Waltrauder sind nicht zu beneiden. Die wurstartigen Riesenraupen können nicht viel, dafür werden sie gejagt und gepeinigt. Denn ihre Haut ist die Heimat von Flohwanzen, die wiederum die Nahrung der Menschen bildet. Darum werden die Waltrauder aus ihrem geliebten Spinnenwald verschleppt, um den Menschen auf den kargen Felsen als animalische Farm zu dienen. Diese Sippe hofft derweil, endlich den Weg ins Wolkenkuckucksheim zu finden, und wartet sehnend auf den Boten wie in den 90ern Ost-Kommunen auf den Investor aus dem Westen. Willkommen in »Spinnenwald«.
So heißt der jüngste Streich des Comickünstlers Sascha Hommer, den er höchst selbst am Donnerstag im Cineding vorstellt. Die schräge Handlung mit den possierlichen Typen hat etwas von Endzeitstimmung. Denn so recht ist nicht zu entscheiden, ob die gezeichnete Sippe um die Teenager Dan und Albi nun die ersten oder letzten Menschen sind. Stehen sie am Beginn oder am Schluss der Zivilisation? Diese Nichtbestimmung des Orts und die merkwürdigen Tierwesen machen den Charme der Geschichte aus.
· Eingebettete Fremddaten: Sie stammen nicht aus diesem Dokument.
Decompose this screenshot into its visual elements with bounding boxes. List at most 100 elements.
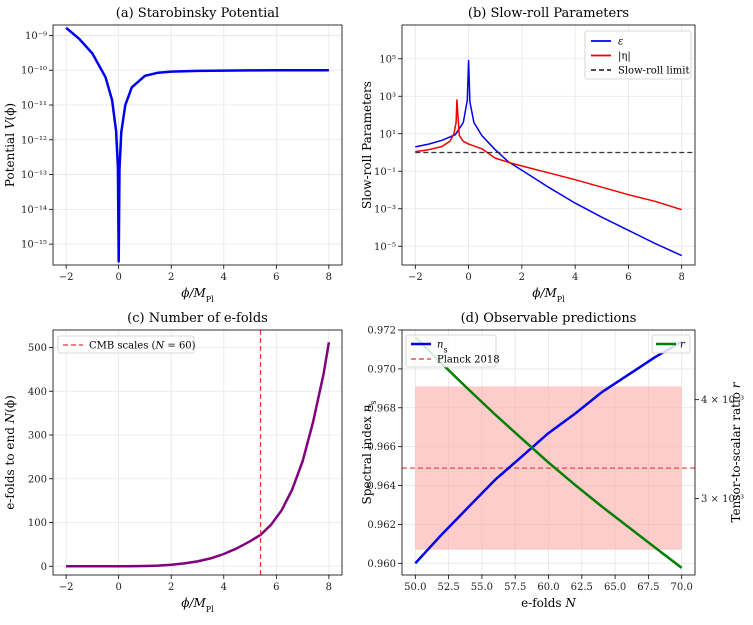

Die niedlichen Zeichnungen stehen dabei in einem konträren Verhältnis zur gefahrvollen Reise der Jugendlichen durch den Spinnenwald – was den Reiz des Comics ausmacht. Über allem schwebt tatsächlich wie metaphorisch das Augenlicht, das hier bösen, göttlichen und auch bloß erhellenden Charakter annimmt. Schau und Schauen ist das heimliche Thema hinter dieser kleinen Abenteuerparabel, in der man besonders mit den Waltraudern mitleidet.
Sascha Hommer kann man nicht allein beim Waltraudern-Zeichnen erleben. Neben seiner »Comiclesung« (was ist das?) werden unter anderem die (nicht mehr nur) Local Heroes Anna Haifisch und Max Baitinger zugegen sein und Künstlerisches beisteuern. Denn der Auftritt ist ein Warm-Up für den »The Millionaires Club«, die Comic-Zine-Independent-Messe. Einen kleinen Vorgeschmack auf diese wird es geben – mit Plaudereien, Herumkritzeln und Hip-Tun. Beim Smalltalk über »Spinnenwald« lässt sich dann auch die Hundert-Punkte-Frage klären, wie die Punkis genannten Flohwanzen wohl schmecken – nach Hühnchen oder nach Nuss.